There is no life I know
To compare with pure imagination
Living there, you’ll be free
If you truly wish to be
After some time I noticed that this ludic vagabonding has its center in a main topic: building the perfect cruising yacht having an unlimited budget. I am not proud my thoughts gravitate spontaneously to a complete pointless activity: I don’t have an infinite budget and it seems nobody is willing to grant me such a sum. As if that was not enough I should aim my thoughts and energy towards a more realistic target: improve Tranquility and make her a good boat to sail ocean passages.
So even if the power of imagination provides me with an unlimited budget, a team of expert designers and boat-builders working for me I am not envisioning a 100ft luxury yacht with all the luxuries and toys on the market. I am a modest dreamer and I can see in this world of imagination is a 38ft cutter rigged mono hull named Arctic Tern.
She would be a fast cruiser, with the minimum internal living space to comfort for a 2 adults who may get 4 more people as guests. Artic Tern has a narrow beam and her lines are very close to the waterline. She would be as light as possible and built using composite materials, with Kevlar for the underbody and areas of great stress, and carbon fiber for the rest. All the systems would be simple, although built to the highest standard and quality. A simple and solid and safe sailing machine comfortable for ocean passages and that can sail fast enough to make the experience enjoyable. Even if this project is “modest” compare to what’s actually sailing the ocean nowadays, it will be several hundreds of thousands dollars or even a million. But this is not a problem as in the world of imagination I can spend all the money I want to get the perfect boat.

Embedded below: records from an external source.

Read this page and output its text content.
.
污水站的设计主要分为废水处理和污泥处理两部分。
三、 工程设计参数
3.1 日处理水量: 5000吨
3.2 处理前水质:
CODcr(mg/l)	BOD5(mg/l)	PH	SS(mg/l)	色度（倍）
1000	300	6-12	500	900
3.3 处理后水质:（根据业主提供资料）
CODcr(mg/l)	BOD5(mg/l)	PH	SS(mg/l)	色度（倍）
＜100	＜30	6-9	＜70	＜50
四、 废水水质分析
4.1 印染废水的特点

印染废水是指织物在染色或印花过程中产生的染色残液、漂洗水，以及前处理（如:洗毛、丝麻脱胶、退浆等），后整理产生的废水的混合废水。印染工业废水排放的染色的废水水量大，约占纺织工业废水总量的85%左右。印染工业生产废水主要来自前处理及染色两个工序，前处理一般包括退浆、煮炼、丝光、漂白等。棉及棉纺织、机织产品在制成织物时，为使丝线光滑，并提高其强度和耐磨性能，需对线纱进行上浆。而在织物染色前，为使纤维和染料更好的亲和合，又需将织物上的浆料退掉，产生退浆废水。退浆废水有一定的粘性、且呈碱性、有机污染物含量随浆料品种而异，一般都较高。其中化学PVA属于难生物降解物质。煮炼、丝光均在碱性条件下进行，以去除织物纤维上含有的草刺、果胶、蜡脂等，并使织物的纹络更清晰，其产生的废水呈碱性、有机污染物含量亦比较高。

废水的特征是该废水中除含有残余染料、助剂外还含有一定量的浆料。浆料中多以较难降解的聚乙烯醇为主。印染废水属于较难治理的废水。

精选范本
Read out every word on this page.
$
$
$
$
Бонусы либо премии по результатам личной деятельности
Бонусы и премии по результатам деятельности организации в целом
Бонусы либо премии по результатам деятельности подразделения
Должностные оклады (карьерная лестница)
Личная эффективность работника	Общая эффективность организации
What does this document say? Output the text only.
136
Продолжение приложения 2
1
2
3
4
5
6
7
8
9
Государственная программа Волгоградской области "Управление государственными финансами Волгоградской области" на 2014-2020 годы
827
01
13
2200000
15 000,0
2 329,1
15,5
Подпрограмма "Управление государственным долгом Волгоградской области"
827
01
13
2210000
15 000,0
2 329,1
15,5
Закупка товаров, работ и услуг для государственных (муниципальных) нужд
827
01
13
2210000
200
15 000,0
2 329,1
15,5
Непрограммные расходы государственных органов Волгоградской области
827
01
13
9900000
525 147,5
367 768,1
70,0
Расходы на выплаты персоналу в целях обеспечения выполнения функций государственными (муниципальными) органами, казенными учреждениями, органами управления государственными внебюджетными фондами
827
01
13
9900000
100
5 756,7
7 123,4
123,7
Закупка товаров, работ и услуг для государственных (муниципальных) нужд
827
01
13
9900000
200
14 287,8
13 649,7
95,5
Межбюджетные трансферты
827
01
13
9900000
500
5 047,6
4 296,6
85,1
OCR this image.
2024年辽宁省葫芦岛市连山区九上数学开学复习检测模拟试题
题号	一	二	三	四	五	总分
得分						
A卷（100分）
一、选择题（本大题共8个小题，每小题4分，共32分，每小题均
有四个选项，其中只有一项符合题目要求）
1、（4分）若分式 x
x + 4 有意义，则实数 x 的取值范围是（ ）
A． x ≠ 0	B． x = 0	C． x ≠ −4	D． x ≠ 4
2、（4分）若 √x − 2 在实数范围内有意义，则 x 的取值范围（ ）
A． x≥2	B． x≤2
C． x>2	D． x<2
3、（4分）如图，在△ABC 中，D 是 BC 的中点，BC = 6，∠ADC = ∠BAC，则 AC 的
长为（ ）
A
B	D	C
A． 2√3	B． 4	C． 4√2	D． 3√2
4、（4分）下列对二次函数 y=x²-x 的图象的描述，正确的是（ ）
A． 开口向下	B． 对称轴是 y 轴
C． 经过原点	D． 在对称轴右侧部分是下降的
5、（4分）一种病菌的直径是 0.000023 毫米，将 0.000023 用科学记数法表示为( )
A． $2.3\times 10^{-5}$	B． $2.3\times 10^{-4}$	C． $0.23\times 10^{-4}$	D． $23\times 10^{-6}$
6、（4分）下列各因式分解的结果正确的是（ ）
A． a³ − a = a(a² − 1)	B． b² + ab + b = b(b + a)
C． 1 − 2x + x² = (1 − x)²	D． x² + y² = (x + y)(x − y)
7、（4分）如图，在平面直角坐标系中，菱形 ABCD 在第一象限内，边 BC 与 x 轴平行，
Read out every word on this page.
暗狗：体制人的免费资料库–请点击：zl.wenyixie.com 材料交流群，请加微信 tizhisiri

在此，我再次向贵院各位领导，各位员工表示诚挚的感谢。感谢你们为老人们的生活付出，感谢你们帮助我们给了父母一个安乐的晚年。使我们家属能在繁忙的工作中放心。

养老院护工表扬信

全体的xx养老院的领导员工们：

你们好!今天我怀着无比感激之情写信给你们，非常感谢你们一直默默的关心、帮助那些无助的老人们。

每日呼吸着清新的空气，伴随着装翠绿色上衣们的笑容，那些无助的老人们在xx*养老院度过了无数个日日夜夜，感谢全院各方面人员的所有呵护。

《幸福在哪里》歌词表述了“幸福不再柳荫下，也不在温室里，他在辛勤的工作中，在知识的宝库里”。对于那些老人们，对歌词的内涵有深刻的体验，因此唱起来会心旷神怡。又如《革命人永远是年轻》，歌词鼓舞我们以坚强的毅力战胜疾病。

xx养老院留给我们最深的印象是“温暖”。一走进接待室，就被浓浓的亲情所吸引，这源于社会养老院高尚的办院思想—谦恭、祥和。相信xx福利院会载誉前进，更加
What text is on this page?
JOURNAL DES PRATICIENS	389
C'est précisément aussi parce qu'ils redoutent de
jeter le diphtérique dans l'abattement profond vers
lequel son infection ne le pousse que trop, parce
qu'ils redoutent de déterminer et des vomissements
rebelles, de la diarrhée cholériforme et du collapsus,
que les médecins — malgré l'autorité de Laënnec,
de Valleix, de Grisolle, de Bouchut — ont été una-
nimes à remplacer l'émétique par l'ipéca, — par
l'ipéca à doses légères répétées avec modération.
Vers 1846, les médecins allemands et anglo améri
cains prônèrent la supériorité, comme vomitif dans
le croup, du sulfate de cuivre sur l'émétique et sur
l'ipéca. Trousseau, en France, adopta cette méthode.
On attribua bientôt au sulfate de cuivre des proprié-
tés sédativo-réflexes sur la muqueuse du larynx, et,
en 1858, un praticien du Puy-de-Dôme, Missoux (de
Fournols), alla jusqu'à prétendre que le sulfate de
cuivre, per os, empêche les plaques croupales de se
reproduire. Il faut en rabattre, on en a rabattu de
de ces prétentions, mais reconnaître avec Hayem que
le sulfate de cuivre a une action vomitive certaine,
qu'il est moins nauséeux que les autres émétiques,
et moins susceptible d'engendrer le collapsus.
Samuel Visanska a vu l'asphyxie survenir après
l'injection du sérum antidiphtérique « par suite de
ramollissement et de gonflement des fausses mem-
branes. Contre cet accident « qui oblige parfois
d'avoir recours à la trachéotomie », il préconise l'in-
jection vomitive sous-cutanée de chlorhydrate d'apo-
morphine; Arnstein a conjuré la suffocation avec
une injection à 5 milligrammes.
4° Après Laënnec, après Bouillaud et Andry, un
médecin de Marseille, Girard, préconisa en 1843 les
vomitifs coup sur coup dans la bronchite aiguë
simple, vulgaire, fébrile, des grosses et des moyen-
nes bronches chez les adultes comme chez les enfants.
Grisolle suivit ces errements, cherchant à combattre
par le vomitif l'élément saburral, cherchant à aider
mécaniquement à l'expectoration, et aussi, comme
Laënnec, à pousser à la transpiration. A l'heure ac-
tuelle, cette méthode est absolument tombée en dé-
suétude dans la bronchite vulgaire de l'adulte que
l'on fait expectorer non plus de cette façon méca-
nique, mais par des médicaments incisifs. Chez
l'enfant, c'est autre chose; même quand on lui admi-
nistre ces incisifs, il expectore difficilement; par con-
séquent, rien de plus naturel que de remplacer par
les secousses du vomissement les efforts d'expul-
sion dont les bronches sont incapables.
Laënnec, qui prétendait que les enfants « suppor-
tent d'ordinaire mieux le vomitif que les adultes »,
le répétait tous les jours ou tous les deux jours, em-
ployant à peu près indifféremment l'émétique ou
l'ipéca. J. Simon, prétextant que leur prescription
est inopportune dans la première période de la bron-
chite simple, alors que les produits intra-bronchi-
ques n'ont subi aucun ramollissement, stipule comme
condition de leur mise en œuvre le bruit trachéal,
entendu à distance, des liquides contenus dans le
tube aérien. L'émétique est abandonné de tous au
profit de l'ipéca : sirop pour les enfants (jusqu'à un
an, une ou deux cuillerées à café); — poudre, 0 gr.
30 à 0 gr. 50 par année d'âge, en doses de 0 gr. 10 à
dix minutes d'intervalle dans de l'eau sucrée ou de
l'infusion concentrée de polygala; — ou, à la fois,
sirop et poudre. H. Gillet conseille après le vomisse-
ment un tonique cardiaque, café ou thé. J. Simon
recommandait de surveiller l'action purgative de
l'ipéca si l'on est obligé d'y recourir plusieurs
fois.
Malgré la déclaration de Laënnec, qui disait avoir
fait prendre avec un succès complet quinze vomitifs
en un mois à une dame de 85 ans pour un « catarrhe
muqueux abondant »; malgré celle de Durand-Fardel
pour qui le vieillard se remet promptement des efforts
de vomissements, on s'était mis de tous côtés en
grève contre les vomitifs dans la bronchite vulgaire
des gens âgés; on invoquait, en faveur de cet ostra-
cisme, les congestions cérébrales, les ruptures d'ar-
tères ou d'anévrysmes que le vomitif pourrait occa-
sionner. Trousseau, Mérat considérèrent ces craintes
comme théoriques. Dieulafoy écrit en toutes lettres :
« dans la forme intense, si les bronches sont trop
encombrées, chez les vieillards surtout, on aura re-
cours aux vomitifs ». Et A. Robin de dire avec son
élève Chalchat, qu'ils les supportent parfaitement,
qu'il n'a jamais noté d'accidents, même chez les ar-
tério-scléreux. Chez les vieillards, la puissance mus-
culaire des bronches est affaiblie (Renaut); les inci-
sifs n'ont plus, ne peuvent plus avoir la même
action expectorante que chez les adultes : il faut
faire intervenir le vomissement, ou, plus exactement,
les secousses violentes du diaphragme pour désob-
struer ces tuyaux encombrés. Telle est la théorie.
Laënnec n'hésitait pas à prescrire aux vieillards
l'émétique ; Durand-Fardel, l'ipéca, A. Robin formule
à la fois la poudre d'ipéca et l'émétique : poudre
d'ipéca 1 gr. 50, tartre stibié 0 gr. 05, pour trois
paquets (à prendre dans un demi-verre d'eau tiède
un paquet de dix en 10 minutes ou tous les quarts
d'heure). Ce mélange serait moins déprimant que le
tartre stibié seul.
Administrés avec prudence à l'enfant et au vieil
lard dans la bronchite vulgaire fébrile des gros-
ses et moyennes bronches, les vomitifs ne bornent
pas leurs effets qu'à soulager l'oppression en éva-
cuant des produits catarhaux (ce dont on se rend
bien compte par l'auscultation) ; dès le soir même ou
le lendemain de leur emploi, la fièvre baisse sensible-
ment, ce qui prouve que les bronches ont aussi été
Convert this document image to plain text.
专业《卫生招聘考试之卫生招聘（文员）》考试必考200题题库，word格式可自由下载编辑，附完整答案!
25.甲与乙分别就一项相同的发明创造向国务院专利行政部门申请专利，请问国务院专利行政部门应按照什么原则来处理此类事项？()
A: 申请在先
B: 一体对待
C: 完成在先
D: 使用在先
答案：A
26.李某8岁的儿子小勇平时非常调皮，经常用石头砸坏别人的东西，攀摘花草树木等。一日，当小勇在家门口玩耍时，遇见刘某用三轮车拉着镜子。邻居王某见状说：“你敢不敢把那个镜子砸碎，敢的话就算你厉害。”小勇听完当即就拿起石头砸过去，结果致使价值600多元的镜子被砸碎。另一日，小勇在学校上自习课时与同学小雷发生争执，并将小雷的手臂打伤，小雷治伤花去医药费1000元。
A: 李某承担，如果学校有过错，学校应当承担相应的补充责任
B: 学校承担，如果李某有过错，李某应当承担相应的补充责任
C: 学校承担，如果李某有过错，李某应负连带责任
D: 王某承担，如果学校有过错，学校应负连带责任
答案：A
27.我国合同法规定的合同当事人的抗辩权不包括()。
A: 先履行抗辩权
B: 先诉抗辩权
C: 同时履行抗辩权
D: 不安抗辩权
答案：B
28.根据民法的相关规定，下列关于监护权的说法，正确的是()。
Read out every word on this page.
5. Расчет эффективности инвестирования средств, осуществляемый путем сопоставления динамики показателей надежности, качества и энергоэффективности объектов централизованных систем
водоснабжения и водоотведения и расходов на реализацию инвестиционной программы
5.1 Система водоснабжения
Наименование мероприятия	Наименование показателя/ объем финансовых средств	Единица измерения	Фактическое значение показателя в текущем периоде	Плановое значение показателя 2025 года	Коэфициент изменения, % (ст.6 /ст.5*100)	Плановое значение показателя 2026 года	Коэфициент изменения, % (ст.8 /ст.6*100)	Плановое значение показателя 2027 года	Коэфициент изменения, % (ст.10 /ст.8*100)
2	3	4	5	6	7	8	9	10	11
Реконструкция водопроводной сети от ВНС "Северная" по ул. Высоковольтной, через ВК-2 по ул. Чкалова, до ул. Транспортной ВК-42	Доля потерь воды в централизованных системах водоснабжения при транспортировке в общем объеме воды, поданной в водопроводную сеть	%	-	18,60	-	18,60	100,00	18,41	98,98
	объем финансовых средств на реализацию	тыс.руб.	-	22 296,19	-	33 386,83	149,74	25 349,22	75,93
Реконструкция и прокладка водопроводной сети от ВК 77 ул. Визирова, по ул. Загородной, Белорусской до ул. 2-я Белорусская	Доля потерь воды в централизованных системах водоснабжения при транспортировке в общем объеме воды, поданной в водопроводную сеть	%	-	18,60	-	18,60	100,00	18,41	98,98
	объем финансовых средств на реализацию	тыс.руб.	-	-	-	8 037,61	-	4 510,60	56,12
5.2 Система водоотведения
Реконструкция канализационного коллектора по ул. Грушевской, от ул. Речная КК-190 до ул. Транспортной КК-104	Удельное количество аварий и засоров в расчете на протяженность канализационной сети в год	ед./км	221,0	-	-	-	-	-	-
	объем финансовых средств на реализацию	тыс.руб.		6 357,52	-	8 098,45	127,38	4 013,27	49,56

There is no perfect boat, no matter how much money and good ideas you have. I feel this wandering through imaginary worlds is giving me relief from the hard truth I am facing. My boat is kind of slow and pretty cramped for two people, and I can’t afford to hire specialists to upgrade her to the maximum extent. I have to be the specialist so it’s better to study (and dream) as a specialist. The more I dream about non-existent boats the more I get ready and learn about real boats and different designs.
Tranquility is giving me the hardest task: the budget is very tight as well as the space on the boat. On Tranquility there is no room for surplus or amenities, everything must be essential and some times having fewer choices is harder.
The dreams are on everyday, I can’t have control over them. Sometimes is Artic Tern knocking at the door, or Tranquility rebuilt anew or fast trimarans, dinghies and other imaginary crafts. I am starting to accept the visions as they uncoil behind my eyes, they snatch me and then leave me behind with wide open eyes, making me wonder if I already sanded that surface of the boat or not.